La rentrée et les réseaux

Les 11 millions d’élèves des cycles primaire, moyen et secondaire ont rejoint leur classe, hier. Avec cet épisode qui s’est déroulé dans les meilleures conditions possibles, on peut enfin dire que les rentrées politique et scolaire ont eu lieu en Algérie, sans aucune casse. L’Etat est même passé à l’offensive contre les commerçants peu scrupuleux et les saisies de marchandises détournées à des fins de spéculations se font on ne peut plus nombreuses. Une lutte féroce contre le commerce informel suppose un risque social, au sens où les spéculateurs ont « la mains longue et la bourse pleine à même de susciter quelques troubles, histoire d’empêcher à ce que l’on touche à leur gros chiffres d’affaires. On a vu cela dans le passé, mais pour cette rentrée sociale, la situation demeure sous contrôle et les agents de l’ordre font leur travail, sans à voir à gérer un quelconque impact social.

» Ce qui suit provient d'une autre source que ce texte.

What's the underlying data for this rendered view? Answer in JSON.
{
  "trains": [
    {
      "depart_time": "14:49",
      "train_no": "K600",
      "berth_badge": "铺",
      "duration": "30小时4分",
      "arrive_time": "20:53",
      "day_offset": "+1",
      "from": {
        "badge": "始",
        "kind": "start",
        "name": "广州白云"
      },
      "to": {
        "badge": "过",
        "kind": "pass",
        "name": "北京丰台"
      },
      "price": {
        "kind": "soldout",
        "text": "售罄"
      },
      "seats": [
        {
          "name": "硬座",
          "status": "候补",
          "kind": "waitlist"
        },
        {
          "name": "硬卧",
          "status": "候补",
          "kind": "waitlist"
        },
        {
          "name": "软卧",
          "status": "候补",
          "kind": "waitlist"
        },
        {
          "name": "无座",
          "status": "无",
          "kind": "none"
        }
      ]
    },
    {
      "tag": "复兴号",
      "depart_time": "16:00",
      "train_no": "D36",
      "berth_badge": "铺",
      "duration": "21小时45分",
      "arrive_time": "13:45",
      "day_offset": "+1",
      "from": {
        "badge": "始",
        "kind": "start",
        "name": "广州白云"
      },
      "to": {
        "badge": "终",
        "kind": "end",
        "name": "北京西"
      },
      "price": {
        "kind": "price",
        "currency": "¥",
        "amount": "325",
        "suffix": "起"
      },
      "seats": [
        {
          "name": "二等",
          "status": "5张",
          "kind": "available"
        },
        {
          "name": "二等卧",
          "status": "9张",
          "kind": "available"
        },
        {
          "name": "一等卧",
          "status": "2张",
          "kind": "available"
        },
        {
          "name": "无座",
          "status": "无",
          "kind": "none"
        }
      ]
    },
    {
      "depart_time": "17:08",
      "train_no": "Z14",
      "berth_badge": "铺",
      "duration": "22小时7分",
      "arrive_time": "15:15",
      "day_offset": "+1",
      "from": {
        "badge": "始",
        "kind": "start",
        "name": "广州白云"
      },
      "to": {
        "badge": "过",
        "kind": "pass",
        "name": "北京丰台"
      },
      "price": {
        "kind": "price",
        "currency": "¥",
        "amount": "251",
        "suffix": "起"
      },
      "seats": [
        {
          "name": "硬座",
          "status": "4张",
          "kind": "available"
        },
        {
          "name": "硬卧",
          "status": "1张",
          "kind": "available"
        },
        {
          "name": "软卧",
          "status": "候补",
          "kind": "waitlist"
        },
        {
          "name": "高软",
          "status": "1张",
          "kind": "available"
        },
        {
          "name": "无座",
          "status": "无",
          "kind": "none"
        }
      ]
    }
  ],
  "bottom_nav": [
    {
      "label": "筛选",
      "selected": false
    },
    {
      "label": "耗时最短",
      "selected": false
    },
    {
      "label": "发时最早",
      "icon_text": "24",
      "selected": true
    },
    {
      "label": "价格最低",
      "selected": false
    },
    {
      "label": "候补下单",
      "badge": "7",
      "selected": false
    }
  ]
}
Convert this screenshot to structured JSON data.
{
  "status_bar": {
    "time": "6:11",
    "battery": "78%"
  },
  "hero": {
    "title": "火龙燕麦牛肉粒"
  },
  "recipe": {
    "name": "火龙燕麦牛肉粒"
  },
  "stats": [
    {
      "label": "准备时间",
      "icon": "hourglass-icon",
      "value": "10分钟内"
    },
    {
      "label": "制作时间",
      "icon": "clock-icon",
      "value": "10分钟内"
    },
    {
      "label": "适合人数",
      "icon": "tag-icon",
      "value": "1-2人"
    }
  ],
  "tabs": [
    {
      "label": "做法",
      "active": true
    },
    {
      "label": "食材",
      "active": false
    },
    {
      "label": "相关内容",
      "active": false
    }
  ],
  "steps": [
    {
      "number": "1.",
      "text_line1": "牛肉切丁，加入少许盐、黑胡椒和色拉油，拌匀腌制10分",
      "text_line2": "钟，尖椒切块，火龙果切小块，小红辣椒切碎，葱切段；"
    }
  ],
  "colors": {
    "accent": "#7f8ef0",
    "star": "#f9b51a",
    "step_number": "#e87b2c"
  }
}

Cette séquence de la vie de la nation était décrite autrement par certains « observateurs », qui ne s’étaient pas gênés de prévoir des instants de troubles, allant jusqu’à pronostiquer des moments difficile pour l’Algérie. Ils ont pour ce faire inonder les réseaux sociaux de fausses manifestations nocturnes, tout en les commentant dans le sens d’une montée irrémédiable de la colère sociale. D’autres, un peu plus manipulateurs, ont tenté une argumentation pessimiste et inventé un mélange explosif où les fronts politique, social et économique très en dessous la barre du supportable. Toute cette agitation a eu comme support les réseaux sociaux. A force d’en faire, ces milieux ont cru être parvenus à leur but, qui est celui de produire une rentrée sociale affreusement problématique.
Tous les ingrédients qu’ils ont imaginés pour faire croire à une situation de pré-révolte en Algérie qui devrait déboucher sur l’effondrement de l’Etat et de la société se sont révélés aussi virtuelle que leur campagne menée tambour battant dans les réseaux sociaux. Ainsi, le scénario digne d’un film d’anticipation à forte odeur de complot n’a pas connu sa réalisation sur le terrain. Aujourd’hui, l’Algérie est stable, son Président s’est exprimé à partir de New York à la prestigieuse Assemblée générale de l’Onu, ses services de sécurité traquent les commerçants véreux et ses élèves ont rejoints leurs classes, avec en prime des cours d’anglais et d’éducation physique et sportive pour les élèves du cycle primaire. Donc il y a force à la prévision cauchemardesque est en réalité une énième illusion de ceux qui rêve de voire l’Algérie à genou pour servir des maîtres occidentaux. Ils pensent faire de notre pays ce qu’ils ont commis ailleurs. Ils ont lamentablement échoué. Mais dans leurs esprits ce n’est que partie remise. Ils tenteront encore et encore. Aux Algériens de savoir séparer le bon grain de l’ivraie et de savoir faire bon usage des réseaux sociaux. Ce sont de formidables vecteurs de solidarité qu’ils servent donc à ça plutôt qu’à tout détruire.